Ich habe viele Jahre in der Theologischen Weiterbildung, Frauenseelsorge, als Dozentin im Priesterseminar in Malawi und Pakistan, im größten Immigrantenviertel der Niederlande, am Deutschen Institut für Ärztliche Mission in Tübingen und als freie Mitarbeiterin bei der Herderkorrespondenz, beim Südwestfunk und bei Missio und Misereor gearbeitet.

Sr. Dagmar im Romacamp in Albanien

In 2011 habe ich ehrenamtlich beim Jesuiten Flüchtlingsdienst Berlin angefangen und besuche Menschen in der Abschiebungshaft Eisenhüttenstadt. Davor habe ich 6 Jahre lang bei Solwodi in einem Frauenschutzhaus in Koblenz versucht, Frauen, die Opfer von Menschenhandel, Zwangsprostitution und schwerer Gewalt geworden sind, bei der Verarbeitung ihrer traumatischen Erlebnisse zu begleiten. Gegen Menschenhandel engagiere ich mich immer noch in zwei großen internationalen Netzwerken.
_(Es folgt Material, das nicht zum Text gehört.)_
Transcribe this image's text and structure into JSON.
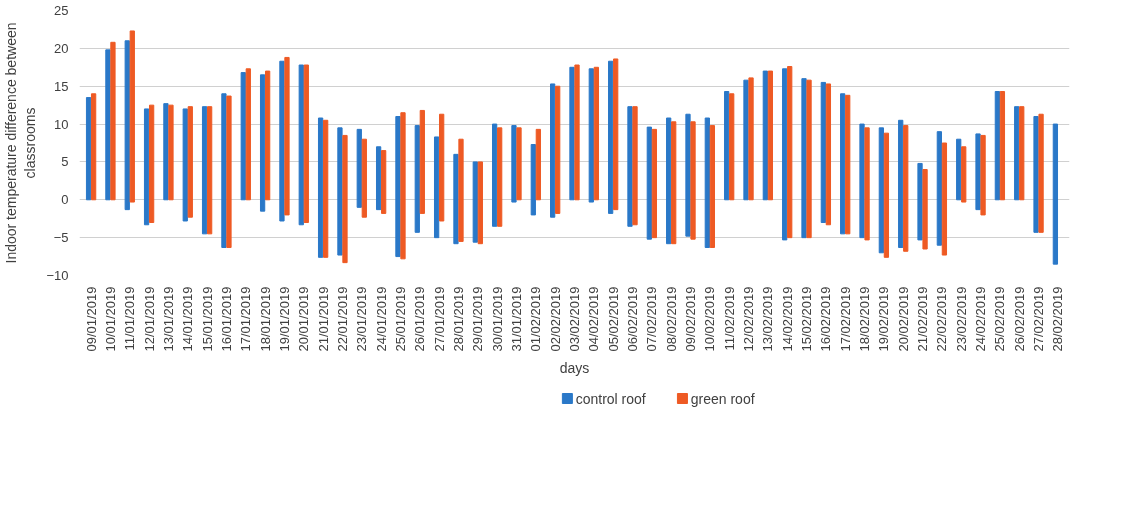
{
  "chart_data": {
    "type": "bar",
    "xlabel": "days",
    "ylabel": "Indoor temperature difference between classrooms",
    "categories": [
      "09/01/2019",
      "10/01/2019",
      "11/01/2019",
      "12/01/2019",
      "13/01/2019",
      "14/01/2019",
      "15/01/2019",
      "16/01/2019",
      "17/01/2019",
      "18/01/2019",
      "19/01/2019",
      "20/01/2019",
      "21/01/2019",
      "22/01/2019",
      "23/01/2019",
      "24/01/2019",
      "25/01/2019",
      "26/01/2019",
      "27/01/2019",
      "28/01/2019",
      "29/01/2019",
      "30/01/2019",
      "31/01/2019",
      "01/02/2019",
      "02/02/2019",
      "03/02/2019",
      "04/02/2019",
      "05/02/2019",
      "06/02/2019",
      "07/02/2019",
      "08/02/2019",
      "09/02/2019",
      "10/02/2019",
      "11/02/2019",
      "12/02/2019",
      "13/02/2019",
      "14/02/2019",
      "15/02/2019",
      "16/02/2019",
      "17/02/2019",
      "18/02/2019",
      "19/02/2019",
      "20/02/2019",
      "21/02/2019",
      "22/02/2019",
      "23/02/2019",
      "24/02/2019",
      "25/02/2019",
      "26/02/2019",
      "27/02/2019",
      "28/02/2019"
    ],
    "series": [
      {
        "name": "control roof",
        "color": "#2a78c8",
        "base": [
          0,
          0,
          -1.3,
          -3.3,
          0,
          -2.8,
          -4.5,
          -6.3,
          0,
          -1.5,
          -2.8,
          -3.3,
          -7.6,
          -7.3,
          -1,
          -1.3,
          -7.5,
          -4.3,
          -5,
          -5.8,
          -5.6,
          -3.5,
          -0.3,
          -2,
          -2.3,
          0,
          -0.3,
          -1.8,
          -3.5,
          -5.2,
          -5.8,
          -4.8,
          -6.3,
          0,
          0,
          0,
          -5.3,
          -5,
          -3,
          -4.5,
          -5,
          -7,
          -6.3,
          -5.3,
          -6,
          0,
          -1.3,
          0,
          0,
          -4.3,
          -8.5
        ],
        "values": [
          13.5,
          19.8,
          22.3,
          15.3,
          12.7,
          14.8,
          16.8,
          20.3,
          16.8,
          18,
          21.1,
          21.1,
          18.4,
          16.8,
          10.3,
          8.3,
          18.5,
          14.1,
          13.3,
          11.8,
          10.6,
          13.5,
          10.1,
          9.3,
          17.6,
          17.5,
          17.6,
          20.1,
          15.8,
          14.8,
          16.6,
          16.1,
          17.1,
          14.3,
          15.8,
          17,
          22.6,
          21,
          18.5,
          18.5,
          15,
          16.5,
          16.8,
          10.1,
          15,
          8,
          10,
          14.3,
          12.3,
          15.3,
          18.5
        ]
      },
      {
        "name": "green roof",
        "color": "#ee5a24",
        "base": [
          0,
          0,
          -0.3,
          -3,
          0,
          -2.3,
          -4.5,
          -6.3,
          0,
          0,
          -2,
          -3,
          -7.6,
          -8.3,
          -2.3,
          -1.8,
          -7.8,
          -1.8,
          -2.8,
          -5.5,
          -5.8,
          -3.5,
          0,
          0,
          -1.8,
          0,
          0,
          -1.3,
          -3.3,
          -5,
          -5.8,
          -5.2,
          -6.3,
          0,
          0,
          0,
          -5,
          -5,
          -3.3,
          -4.5,
          -5.3,
          -7.6,
          -6.8,
          -6.5,
          -7.3,
          -0.3,
          -2,
          0,
          0,
          -4.3,
          null
        ],
        "values": [
          14,
          20.8,
          22.6,
          15.5,
          12.5,
          14.6,
          16.8,
          20,
          17.3,
          17,
          20.8,
          20.8,
          18.1,
          16.8,
          10.3,
          8.3,
          19.3,
          13.6,
          14.1,
          13.5,
          10.8,
          13,
          9.5,
          9.3,
          16.8,
          17.8,
          17.5,
          19.9,
          15.6,
          14.3,
          16.1,
          15.5,
          16.1,
          14,
          16.1,
          17,
          22.6,
          20.8,
          18.6,
          18.3,
          14.8,
          16.4,
          16.6,
          10.5,
          14.8,
          7.3,
          10.5,
          14.3,
          12.3,
          15.6,
          null
        ]
      }
    ],
    "ylim": [
      -10,
      25
    ],
    "yticks": [
      -10,
      -5,
      0,
      5,
      10,
      15,
      20,
      25
    ],
    "grid": "y",
    "legend": "bottom"
  }
}
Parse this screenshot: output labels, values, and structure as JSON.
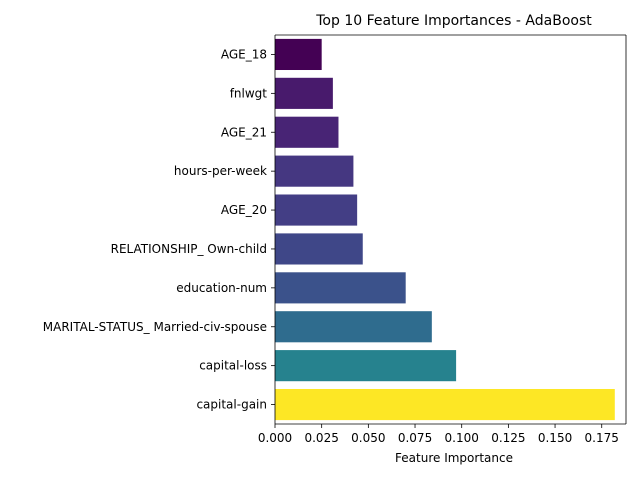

Der Kirche bin ich dankbar dafür, dass sie die Passion der Menschen ohne Wenn und Aber ernst nimmt.

Heutzutage kann ich daher mit dem Wort Jesu ‚‚Mein Reich ist nicht von dieser Welt“, mehr anfangen als früher. Denn wo sollte geschändeten Frauen und Kindern, Flüchtlingen und inhaftierten Menschen je Gerechtigkeit widerfahren, wenn nicht in dem Reich, das über allen Reichen ist und in dem alles möglich ist, vor allem die Erfüllung unserer Sehnsüchte nach Liebe und Gerechtigkeit.